As expected, the National Labor Relations Board's Office of the General Counsel has filed an unfair labor practice complaint against a franchisor and some of its franchisees as joint employers. The Board first announced it might take action against McDonald's USA LLC for alleged actions of its franchisees in July of this year.
It is expected that the Board will soon issue a decision in a related case, Browning-Ferris, in which it will likely adopt a new standard for determining joint employment. For more than 30 years, the Board has considered an entity to be a joint employer with another if that entity exerts a significant and direct degree of control or co-determination over the other entity's employees and their essential terms and conditions of employment. NLRB General Counsel Richard Griffin has taken the position that the current standard should be scrapped and replaced with the pre-1984 standard. Under this "traditional" theory, an employer was considered a joint employer if it "had the potential" to control such terms and conditions of employment, or if "industrial realities" otherwise made it an essential party to meaningful collective bargaining. This expanded joint-employer stance aligns with the theory set forth by DOL Wage and Hour Administrator David Weil that a "fissured" workplace leads to greater labor and employment law violations.

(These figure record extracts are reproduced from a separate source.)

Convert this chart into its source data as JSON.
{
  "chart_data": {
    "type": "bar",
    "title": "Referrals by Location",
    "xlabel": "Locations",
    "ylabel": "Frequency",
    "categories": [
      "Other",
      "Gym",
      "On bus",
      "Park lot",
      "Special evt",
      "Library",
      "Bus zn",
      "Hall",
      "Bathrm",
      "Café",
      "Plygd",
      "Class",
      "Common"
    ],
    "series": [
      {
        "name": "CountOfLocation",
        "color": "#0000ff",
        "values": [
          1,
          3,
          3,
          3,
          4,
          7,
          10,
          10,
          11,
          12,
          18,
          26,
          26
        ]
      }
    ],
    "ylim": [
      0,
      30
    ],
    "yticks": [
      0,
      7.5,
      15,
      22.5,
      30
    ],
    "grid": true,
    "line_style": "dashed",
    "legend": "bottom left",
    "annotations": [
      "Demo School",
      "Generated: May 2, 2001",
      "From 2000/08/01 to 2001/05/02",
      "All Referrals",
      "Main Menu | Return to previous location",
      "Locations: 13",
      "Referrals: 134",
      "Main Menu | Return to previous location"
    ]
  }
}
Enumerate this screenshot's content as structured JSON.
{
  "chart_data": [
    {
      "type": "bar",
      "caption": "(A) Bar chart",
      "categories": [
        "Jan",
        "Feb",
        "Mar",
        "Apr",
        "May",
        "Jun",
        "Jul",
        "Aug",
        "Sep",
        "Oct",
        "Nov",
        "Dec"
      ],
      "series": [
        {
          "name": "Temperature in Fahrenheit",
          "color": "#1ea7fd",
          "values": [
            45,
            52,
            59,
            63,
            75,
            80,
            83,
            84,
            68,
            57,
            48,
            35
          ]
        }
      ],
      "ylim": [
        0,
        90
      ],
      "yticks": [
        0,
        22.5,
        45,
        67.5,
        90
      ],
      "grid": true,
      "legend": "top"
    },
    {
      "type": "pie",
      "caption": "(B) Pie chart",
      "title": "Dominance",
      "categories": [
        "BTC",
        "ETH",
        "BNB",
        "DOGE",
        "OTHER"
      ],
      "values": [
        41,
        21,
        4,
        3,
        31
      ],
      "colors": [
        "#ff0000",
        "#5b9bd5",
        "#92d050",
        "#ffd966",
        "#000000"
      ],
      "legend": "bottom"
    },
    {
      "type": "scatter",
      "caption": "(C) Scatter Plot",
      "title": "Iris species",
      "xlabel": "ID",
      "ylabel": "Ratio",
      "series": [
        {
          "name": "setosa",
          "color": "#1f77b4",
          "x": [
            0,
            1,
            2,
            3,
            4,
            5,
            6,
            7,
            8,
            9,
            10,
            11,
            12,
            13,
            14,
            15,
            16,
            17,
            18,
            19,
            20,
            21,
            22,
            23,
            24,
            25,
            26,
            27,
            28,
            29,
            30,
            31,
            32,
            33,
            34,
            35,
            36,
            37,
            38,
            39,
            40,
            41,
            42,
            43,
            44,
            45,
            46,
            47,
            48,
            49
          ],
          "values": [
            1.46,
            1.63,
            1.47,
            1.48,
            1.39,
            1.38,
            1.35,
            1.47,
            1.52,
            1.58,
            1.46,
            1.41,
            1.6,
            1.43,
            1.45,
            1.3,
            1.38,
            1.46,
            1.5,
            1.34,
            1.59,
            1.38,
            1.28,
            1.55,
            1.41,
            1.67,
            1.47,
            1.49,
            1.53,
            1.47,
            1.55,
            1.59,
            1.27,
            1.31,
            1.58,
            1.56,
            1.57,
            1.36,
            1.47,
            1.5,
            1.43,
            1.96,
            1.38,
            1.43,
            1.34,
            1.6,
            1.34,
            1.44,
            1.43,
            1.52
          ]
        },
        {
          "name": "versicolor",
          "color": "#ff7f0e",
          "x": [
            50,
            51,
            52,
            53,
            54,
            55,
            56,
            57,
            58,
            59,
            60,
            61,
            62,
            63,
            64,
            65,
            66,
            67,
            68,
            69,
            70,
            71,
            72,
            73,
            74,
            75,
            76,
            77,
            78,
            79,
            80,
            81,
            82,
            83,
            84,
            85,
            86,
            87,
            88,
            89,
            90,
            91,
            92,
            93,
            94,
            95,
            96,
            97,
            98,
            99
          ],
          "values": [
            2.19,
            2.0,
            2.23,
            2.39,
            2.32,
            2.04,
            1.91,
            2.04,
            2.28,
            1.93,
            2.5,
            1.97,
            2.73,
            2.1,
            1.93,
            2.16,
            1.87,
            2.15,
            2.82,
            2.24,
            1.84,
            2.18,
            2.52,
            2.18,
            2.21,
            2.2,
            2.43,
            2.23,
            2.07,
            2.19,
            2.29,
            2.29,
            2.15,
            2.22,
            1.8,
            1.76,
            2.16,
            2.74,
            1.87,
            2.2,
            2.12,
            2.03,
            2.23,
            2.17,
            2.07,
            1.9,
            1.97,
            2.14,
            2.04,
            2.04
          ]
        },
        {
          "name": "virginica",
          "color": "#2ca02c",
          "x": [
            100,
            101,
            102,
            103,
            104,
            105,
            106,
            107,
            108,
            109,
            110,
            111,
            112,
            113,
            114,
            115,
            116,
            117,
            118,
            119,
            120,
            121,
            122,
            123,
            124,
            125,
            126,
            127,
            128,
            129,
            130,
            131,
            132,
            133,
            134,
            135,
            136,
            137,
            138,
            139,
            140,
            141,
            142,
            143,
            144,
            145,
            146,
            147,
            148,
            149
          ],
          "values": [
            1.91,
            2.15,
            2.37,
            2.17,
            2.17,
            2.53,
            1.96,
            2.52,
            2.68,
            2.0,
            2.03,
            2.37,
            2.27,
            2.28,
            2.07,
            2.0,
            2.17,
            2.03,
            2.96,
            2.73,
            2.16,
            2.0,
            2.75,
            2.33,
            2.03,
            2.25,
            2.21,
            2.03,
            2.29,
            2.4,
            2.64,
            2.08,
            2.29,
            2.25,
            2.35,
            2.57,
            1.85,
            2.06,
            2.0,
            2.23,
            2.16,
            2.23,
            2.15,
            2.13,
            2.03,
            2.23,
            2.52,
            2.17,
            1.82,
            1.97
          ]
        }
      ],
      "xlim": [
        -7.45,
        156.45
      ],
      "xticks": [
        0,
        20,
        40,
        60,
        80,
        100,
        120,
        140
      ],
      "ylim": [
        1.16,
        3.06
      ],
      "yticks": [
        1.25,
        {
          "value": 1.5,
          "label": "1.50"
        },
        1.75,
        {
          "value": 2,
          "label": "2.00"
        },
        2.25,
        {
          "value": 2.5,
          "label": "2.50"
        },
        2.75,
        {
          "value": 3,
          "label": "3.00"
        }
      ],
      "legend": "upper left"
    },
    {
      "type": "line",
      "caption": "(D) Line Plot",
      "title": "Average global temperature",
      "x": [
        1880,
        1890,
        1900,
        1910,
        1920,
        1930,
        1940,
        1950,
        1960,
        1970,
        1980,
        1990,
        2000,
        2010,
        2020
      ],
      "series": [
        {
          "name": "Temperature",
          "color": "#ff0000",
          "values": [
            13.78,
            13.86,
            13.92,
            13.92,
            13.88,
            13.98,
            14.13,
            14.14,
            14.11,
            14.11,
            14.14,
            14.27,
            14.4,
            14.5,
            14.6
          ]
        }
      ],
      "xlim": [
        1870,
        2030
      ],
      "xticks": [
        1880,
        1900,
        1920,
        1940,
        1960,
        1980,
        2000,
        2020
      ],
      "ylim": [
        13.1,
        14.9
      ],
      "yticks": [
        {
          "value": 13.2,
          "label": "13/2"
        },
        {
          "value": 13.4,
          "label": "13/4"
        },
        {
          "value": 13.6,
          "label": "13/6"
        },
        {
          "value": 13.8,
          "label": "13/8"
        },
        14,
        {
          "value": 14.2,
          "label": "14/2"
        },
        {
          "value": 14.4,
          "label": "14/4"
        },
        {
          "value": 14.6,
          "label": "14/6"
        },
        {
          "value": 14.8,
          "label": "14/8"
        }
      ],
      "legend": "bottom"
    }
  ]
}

If the imminent Browning-Ferris decision adopts the General Counsel's position, the franchise model will no doubt be put in jeopardy. Even Browning-Ferris aside, the General Counsel's announcement that a franchisor will face liability for the actions of its franchisees will affect decades of established law and business relationships. The Board's 1968 decision in The Southland Corporation clearly held there was no joint employment liability in the franchisor industry. It is unclear how the Board will address this apparent conflict. What is certain is that the franchise industry as we know it must prepare for significant changes ahead.